2020-03-04

# Introduction

Let $$P$$ and $$Q$$ be probability distributions. Two famous quantities capturing the dissimilarity between $$P$$ and $$Q$$ are the Total Variation ($$\operatorname{TV}$$) distance and the Kullback-Leibler ($$\operatorname{KL}$$) divergence. Pinsker’s inequality relates these measures, stating that $\operatorname{TV}(P,Q) ~\le~ \sqrt{\operatorname{KL}(P,Q)/2} .$ In this post we aim to find the tightest function $$f$$ for which $\operatorname{TV}(P,Q) ~\le~ f(\operatorname{KL}(P,Q)) .$ More specifically, we will analyse $$\label{eq:f} f(x) ~:=~ \max_{P,Q}~ \operatorname{TV}(P,Q) \quad \text{subject to} \quad \operatorname{KL}(P,Q) \le x .$$

# Reduction to the Bernoulli case

We first argue that for our problem $$\eqref{eq:f}$$, it suffices to consider distributions on two outcomes, i.e. Bernoulli distributions. To see why, recall that $\operatorname{TV}(P,Q) ~=~ \sup_{\text{event E}} |P(E)-Q(E)|$ Now consider some $$P$$ and $$Q$$ and let their $$\operatorname{TV}$$ distance be maximised (or nearly so) at some event $$E$$. Then if we project $$P$$ and $$Q$$ down to Bernoulli $$P(E)$$ and $$Q(E)$$, we preserve the $$\operatorname{TV}$$ and decrease the $$\operatorname{KL}$$ (this is the contraction property of the $$\operatorname{KL}$$).

# Computation

Restricting to binary candidates, and breaking symmetry arbitrarily, problem $$\eqref{eq:f}$$ reduces to $\max_{\substack{0 \le q \le p \le 1 \\ \operatorname{KL}(p,q) \le x}}~ p-q$ Using duality, this is $\min_{\lambda \ge 0} \max_{\substack{0 \le q \le p \le 1 \\ }}~ p-q + \lambda (x-\operatorname{KL}(p,q))$ Reparamterising by $$c = p-q \ge 0$$ we find $\min_{\lambda \ge 0} \max_{\substack{0 \le p-c \le p \le 1 \\ }}~ c + \lambda (x-\operatorname{KL}(p,p-c))$ Interestingly, we can solve for $$c$$ yielding $c ~=~ \frac{1}{2} \left(-\lambda +\sqrt{\lambda (\lambda -4 p+2)+1}+2 p-1\right)$ Moreover, we can solve for $$p$$, yielding $p ~=~ \frac{e^{1/\lambda } \left(\left(e^{1/\lambda }-1\right) \lambda -1\right)}{\left(e^{1/\lambda }-1\right)^2 \lambda }$ resulting in value $\inf_{\lambda \ge 0}~ \frac{1}{e^{1/\lambda }-1}+\lambda \left(\ln \left(e^{1/\lambda }-1\right)+\ln \lambda - 1\right)+\lambda x$ Note that this is a convex optimisation problem (it should be, by the path we took to arrive here, but it can also be verified explicitly using the second derivative).

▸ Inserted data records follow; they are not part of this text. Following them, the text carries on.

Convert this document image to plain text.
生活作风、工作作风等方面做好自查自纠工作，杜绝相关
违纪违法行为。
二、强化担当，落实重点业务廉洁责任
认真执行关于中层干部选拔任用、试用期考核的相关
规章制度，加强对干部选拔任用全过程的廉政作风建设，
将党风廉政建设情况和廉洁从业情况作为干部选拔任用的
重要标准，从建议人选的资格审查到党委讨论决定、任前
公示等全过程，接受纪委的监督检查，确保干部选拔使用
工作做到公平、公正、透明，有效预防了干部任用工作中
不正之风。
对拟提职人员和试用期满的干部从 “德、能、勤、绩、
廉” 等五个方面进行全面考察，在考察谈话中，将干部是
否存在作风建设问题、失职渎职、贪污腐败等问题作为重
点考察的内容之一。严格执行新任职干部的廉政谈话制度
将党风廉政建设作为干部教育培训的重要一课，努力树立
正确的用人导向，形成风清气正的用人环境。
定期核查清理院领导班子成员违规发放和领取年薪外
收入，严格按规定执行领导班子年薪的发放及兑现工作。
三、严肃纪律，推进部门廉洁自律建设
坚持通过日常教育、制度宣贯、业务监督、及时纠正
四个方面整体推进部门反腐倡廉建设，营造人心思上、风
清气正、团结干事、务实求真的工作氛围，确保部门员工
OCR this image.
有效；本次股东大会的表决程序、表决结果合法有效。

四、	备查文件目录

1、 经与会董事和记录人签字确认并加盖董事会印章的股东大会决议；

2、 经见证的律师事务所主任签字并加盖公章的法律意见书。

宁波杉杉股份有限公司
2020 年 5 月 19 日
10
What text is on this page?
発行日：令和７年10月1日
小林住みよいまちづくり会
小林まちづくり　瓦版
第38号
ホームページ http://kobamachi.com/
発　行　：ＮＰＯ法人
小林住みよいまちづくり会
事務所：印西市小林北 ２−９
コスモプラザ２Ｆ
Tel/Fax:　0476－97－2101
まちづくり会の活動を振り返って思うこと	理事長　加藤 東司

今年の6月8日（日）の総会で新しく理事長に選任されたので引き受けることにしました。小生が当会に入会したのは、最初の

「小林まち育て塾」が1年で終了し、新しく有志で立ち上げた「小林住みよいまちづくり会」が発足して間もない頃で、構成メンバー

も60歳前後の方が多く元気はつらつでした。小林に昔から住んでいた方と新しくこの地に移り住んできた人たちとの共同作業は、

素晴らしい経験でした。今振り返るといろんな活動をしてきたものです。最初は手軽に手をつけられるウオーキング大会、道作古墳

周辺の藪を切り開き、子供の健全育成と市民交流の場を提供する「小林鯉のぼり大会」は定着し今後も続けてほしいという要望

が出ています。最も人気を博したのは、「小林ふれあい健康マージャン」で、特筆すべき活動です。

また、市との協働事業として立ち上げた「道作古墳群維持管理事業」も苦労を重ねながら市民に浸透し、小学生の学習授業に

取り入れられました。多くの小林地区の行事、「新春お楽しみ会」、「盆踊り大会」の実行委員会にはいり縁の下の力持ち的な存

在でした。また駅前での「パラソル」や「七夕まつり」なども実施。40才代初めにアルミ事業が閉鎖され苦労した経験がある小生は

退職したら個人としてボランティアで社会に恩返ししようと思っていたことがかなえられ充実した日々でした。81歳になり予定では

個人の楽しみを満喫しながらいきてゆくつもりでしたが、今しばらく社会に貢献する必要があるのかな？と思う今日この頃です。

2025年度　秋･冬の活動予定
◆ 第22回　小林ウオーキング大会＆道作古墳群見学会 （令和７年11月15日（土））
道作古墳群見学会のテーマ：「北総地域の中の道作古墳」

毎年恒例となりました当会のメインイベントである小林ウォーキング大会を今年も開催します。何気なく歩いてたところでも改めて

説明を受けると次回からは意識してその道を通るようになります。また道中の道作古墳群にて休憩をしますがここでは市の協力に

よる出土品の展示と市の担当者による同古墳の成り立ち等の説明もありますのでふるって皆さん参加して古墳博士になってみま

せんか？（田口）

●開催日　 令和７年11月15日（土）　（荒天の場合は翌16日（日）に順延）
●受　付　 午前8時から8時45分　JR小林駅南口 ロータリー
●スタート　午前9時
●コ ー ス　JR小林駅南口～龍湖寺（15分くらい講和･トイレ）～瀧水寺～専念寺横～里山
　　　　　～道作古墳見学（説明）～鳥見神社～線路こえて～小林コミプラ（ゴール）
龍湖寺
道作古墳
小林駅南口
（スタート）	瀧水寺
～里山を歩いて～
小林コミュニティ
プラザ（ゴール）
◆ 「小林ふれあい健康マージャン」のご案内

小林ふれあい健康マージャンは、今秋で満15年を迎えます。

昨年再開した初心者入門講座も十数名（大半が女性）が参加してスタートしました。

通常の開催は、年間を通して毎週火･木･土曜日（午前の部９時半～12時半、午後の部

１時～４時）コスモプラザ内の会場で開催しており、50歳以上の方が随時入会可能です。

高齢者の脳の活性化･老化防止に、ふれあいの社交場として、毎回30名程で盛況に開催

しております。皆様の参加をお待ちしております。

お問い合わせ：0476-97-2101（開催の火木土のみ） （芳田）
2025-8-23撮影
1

The objective is unbounded below when $$x < 0$$, as it should be. This function does not seem to analytically simplify further. As it is a one-dimensional convex optimisation problem, we may evaluate it numerically. Here is a plot of the result:

As $$\operatorname{TV}(P,Q) \le 1$$, it makes sense that $$f(x)$$ increases to $$1$$. This in contrast to Pinsker’s bound, which increases to infinity. We see that Pinsker becomes tight near zero Kullback-Leibler divergence.

# Reparameterisations

Let us conclude with some reparameterisations, which could be helpful. First, we reparameterise by $$\eta = 1/\lambda$$ to find $f(x) ~=~ \inf_{\eta \ge 0}~ \frac{1}{e^{\eta }-1}+ \frac{ \ln \left(e^{\eta }-1\right)-\ln \eta - 1 + x }{\eta}$ Okay, now $g(\eta) ~=~ \frac{1}{e^{\eta }-1}+ \frac{ \ln \left(e^{\eta }-1\right)-\ln \eta - 1 }{\eta}$ is an increasing, concave function. So the answer we are looking for is the function $$f(x) = \sup_{\eta \ge 0} g(\eta) + x/\eta$$. Bounding $$g(\eta)$$ from above by $$\eta/8$$ (the tangent at $$\eta=0$$) gives standard Pinsker. To see this, note that $f(x) ~=~ \inf_{\eta \ge 0}~ g(\eta) + \frac{x}{\eta} ~\le~ \inf_{\eta \ge 0}~ \frac{\eta}{8} + \frac{x}{\eta} ~=~ \sqrt{x/2} .$ We may further use the Lambert function to reparameterise by $$z = \frac{e^{\eta }-1}{\eta}$$, resulting in $$\eta = - W_{-1}\left(-\frac{e^{-1/z}}{z}\right) - \frac{1}{z}$$, to find $g(z) ~=~ \frac{z-z \ln z-1}{z W_{-1}\left(-\frac{e^{-1/z}}{z}\right)+1}$ So we are left with $f(x) ~=~ \inf_{z \ge 1}~ -\frac{x z-z+z \ln z+1}{z W_{-1}\left(-\frac{e^{-1/z}}{z}\right)+1}$ or even with $$y = 1/z$$, $f(x) ~=~ \inf_{y \in [0,1]}~ \frac{-x-y+\ln y+1}{W_{-1}\left(- y e^{-y} \right)+y}$ or even more with $$q = -y e^{-y}$$, $f(x) ~=~ \inf_{q \in [-e^{-1},0]}~ \frac{x - \ln (-q)-1}{W(q) - W_{-1}(q)}$